In addition to the asthma investigation with children, we found that adults, ages 20–55 years (n=2801), who regularly consumed HFCS sweetened soft drinks, were nearly twice as likely to have chronic bronchitis than never/seldom consumers.19 Further, young adults, ages 20–30 years (n=2801), who regularly consumed any combination of HFCS sweetened soft drinks, fruit drinks and apple juice were three times more likely to suffer from non-wear and tear, non-age associated autoimmune arthritis than never/seldom consumers.20 Again, we found that orange juice, which contains sucrose and a relatively equal ratio of fructose to glucose, was not associated with the outcomes investigated,18, 19, 20 nor were diet soft drinks or diet fruit drinks.19, 20

These are not the only studies to link apple juice, but not orange juice, with adverse respiratory conditions. A study of 1111 mother-child pairs from Project Viva—a longitudinal pre-birth cohort—found that (at 2 years of age) child intake of juice, excluding orange juice increased asthma risk by 34%.38 In another study with children in the Netherlands, high consumption of 100% fruit juice (type not distinguished) was associated with increased risk of asthma.39 Therefore, it is possible that the association was driven by apple juice, rather than other 100% fruit juices.40 Results from each of these studies, when considered together, provide support for the hypothesis that the association between US soft drinks and asthma is due to the unpaired excess free fructose in HFCS, rather than preservatives.
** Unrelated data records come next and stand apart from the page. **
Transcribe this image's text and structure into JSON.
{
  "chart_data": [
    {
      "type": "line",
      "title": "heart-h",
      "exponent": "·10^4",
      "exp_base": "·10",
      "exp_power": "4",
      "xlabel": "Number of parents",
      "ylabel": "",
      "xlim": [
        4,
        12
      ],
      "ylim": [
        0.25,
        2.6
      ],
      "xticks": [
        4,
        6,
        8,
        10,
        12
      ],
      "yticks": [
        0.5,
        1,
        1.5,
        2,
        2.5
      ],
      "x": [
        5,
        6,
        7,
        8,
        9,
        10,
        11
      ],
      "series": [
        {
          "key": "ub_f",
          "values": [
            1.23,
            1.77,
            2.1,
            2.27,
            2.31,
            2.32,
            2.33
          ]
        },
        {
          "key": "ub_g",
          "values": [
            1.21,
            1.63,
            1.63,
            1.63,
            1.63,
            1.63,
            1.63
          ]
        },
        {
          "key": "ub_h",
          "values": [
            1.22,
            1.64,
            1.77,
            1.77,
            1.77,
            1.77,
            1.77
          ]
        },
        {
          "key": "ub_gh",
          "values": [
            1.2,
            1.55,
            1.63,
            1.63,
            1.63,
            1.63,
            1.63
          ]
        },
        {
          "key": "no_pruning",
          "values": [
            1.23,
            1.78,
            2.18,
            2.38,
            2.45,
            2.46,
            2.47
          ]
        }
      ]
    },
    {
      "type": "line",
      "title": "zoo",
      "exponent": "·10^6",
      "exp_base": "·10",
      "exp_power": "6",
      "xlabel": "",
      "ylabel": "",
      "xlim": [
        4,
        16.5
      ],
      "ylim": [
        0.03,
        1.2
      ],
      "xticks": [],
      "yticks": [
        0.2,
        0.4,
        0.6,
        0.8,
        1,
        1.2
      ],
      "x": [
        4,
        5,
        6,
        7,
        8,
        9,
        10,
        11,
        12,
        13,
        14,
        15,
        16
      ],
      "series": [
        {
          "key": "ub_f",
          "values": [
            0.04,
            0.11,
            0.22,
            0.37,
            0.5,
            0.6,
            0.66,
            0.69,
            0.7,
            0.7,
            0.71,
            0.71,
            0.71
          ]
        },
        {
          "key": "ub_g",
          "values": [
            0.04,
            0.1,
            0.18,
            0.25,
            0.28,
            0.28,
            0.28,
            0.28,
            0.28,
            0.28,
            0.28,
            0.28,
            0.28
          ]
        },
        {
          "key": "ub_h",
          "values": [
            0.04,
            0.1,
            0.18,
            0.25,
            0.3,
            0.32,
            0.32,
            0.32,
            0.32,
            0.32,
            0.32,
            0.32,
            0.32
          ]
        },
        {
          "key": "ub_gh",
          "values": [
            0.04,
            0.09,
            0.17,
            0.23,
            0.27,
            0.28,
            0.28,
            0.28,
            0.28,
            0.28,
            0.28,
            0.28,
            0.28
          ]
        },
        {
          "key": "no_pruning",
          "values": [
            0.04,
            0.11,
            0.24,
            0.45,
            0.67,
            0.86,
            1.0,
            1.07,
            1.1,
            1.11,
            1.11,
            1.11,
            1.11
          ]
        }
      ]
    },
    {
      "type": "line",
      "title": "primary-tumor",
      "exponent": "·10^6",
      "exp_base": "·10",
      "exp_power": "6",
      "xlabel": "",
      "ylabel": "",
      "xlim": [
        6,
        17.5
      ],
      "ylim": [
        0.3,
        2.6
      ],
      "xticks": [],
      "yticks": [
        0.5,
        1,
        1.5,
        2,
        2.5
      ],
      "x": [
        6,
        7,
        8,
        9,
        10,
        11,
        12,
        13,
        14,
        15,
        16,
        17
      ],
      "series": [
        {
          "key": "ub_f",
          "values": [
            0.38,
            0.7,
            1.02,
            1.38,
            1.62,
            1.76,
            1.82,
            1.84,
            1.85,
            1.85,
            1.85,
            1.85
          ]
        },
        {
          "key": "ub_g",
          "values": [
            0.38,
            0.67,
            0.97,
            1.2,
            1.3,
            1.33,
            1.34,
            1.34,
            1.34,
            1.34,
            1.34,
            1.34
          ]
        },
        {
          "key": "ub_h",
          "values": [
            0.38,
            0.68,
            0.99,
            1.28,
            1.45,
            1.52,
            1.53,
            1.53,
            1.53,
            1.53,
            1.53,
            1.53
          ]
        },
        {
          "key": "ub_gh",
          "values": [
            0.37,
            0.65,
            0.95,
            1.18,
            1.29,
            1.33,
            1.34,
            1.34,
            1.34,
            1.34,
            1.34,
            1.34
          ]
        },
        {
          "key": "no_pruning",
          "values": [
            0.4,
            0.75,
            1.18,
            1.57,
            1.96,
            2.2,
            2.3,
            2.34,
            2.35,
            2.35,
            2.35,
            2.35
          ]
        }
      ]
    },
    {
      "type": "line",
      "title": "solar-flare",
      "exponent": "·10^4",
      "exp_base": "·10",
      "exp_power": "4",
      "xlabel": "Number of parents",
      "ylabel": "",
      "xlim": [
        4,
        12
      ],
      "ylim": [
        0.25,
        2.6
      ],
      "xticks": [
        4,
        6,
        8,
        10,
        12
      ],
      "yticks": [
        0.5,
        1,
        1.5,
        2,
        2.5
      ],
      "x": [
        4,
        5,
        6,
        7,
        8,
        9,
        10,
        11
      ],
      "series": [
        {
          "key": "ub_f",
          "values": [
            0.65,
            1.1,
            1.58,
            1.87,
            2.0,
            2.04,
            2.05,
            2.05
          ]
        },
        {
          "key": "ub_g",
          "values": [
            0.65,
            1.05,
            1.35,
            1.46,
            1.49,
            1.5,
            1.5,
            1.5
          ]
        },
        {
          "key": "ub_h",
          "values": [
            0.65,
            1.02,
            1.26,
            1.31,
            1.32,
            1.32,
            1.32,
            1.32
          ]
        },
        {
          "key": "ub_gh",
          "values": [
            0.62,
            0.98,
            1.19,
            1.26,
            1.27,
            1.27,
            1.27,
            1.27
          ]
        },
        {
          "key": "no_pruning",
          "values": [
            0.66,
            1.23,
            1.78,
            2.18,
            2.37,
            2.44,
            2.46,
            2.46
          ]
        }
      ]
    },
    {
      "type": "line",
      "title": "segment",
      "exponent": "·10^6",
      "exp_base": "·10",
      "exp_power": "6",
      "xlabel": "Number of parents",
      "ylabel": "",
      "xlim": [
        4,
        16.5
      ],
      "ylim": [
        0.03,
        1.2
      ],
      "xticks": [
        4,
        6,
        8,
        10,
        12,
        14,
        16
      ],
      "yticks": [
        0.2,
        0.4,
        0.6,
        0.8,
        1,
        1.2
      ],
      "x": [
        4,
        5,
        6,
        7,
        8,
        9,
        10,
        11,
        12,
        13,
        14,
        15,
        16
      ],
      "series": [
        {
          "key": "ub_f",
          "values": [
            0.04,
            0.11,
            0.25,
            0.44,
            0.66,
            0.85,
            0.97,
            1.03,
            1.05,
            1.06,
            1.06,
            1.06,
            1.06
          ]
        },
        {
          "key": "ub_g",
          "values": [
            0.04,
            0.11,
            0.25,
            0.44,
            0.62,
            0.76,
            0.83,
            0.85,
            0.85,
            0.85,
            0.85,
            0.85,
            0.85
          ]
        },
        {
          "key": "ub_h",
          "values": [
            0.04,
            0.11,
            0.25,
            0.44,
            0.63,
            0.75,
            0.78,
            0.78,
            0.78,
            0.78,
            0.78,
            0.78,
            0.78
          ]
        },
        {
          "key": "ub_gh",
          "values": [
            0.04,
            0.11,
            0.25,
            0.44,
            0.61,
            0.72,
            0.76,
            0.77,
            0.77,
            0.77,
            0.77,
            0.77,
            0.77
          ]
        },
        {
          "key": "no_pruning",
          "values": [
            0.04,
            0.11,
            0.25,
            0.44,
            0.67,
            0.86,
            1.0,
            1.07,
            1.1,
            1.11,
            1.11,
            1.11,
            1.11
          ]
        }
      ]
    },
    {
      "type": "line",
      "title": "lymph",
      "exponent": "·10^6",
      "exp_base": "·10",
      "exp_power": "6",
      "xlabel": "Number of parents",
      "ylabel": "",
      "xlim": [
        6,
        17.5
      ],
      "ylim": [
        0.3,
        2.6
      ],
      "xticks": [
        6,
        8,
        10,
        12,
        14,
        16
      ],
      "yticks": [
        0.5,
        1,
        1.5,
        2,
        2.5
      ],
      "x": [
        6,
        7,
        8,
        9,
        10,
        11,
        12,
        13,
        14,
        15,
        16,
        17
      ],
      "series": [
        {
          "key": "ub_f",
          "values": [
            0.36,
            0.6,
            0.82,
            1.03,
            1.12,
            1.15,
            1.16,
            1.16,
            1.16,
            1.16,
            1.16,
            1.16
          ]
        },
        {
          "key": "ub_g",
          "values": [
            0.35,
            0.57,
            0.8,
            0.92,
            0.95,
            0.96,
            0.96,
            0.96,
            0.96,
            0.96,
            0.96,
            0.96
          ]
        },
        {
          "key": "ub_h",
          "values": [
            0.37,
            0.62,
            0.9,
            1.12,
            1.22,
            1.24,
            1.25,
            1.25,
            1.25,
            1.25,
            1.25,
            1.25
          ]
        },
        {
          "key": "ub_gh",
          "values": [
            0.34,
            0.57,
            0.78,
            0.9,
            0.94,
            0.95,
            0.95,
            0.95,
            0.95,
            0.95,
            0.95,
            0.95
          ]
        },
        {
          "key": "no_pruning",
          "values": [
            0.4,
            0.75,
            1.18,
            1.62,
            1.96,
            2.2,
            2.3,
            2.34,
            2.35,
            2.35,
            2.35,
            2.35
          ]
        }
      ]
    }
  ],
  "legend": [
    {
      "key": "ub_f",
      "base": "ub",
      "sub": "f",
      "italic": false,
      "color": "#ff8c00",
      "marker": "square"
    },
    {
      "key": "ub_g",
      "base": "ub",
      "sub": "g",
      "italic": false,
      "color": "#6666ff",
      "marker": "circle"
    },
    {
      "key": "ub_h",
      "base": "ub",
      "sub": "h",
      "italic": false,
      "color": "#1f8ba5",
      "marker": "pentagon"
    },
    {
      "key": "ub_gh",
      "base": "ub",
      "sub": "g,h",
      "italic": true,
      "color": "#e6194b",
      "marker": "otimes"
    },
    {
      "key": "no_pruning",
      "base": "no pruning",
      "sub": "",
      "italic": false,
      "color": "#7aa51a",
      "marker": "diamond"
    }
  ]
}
In the aforementioned ISAAC study with 'fizzy' drinks, another of the study's findings with fast food, and in particular hamburgers, provides evidence that dietary AGE - and by extension all AGE capable of pro-inflammatory signaling — may play a role in asthma, as children who consumed hamburgers once or more per week were nearly twice as likely to have asthma symptoms or a history of asthma symptoms as never consumers.13 This hypothesis is supported by the fact that grilled meats have relatively high levels of dAGE.41

Interestingly, results from a nested case-control study conducted within the European Prospective Investigation of Cancer in Norfolk (EPIC-Norfolk) - showed that participants with the highest consumption level of meat and meat products had twice the risk for inflammatory polyarthritis as seldom/ never consumers, after adjusting for potential confounders.42 Notably, arthritis is a common comorbidity of asthma. In a cross-sectional study (n=22172) with nationally representative survey data (NHANES) between 2003 and 2010, thirty one percent of asthma sufferers (10%) had arthritis.43 The population attributable risk of chronic comorbidities, including asthma, arthritis, metabolic syndrome, and T2D, due to regular consumption of high fructose corn syrup sweetened soft drinks, and other high excess free fructose foods and beverages remains unknown. Interestingly, research by the Mayo Clinic found that children and adults with asthma were significantly more likely to be diagnosed with T2D, and adults with asthma were significantly more likely to be diagnosed with coronary heart disease.44

As this commentary was being written, the US CDC reported results of another epidemiologic study of sugar sweetened beverages and asthma. They analyzed 2013 Behavioral Risk Factor Surveillance data for 146990 adults (greater than or equal to18 years) from 23 states and the District of Columbia. SSB was defined as soda, fruit drink, sweet tea, and sports/energy drinks. They found that non-obese adults who consumed SSBgreater than or equal to2 times/day were 66% more likely to have asthma as non-consumers—independent of lifestyle factors.45

In summary, this commentary is a call for clinical and biochemical research that aims to confirm and clarify the mechanisms responsible for the association between regular intake of high fructose corn syrup sweetened soft drinks and chronic respiratory conditions and other comorbidities. Existing evidence does not support the hypothesis that the preservatives in soda are responsible for the increased asthma prevalence among regular consumers of non-diet soft drinks. The greater preponderance of scientific evidence supports the hypothesis that the association is with the high fructose corn syrup, possibly due to underlying fructose malabsorption and the intestinal in situ formation of advanced glycation end-products, due to the higher fructose to glucose ratio than is seen with sucrose. Further, recent murine based research provides evidence of AGE formation in the jejunum.46, 47 The recommendation that children and adolescents limit their intake of soft drinks would be a fine strategy to minimize asthma risks if the problem was with high concentrations of sodium/potassium benzoate. However, scientific evidence is pointing us in another direction. Importantly, in addition to high fructose corn syrup sweetened soft drinks, this includes apple juice, a widely used '100% fruit juice.' Research into the greater consequences of fructose malabsorption, beyond increased gas and bloating are long overdue.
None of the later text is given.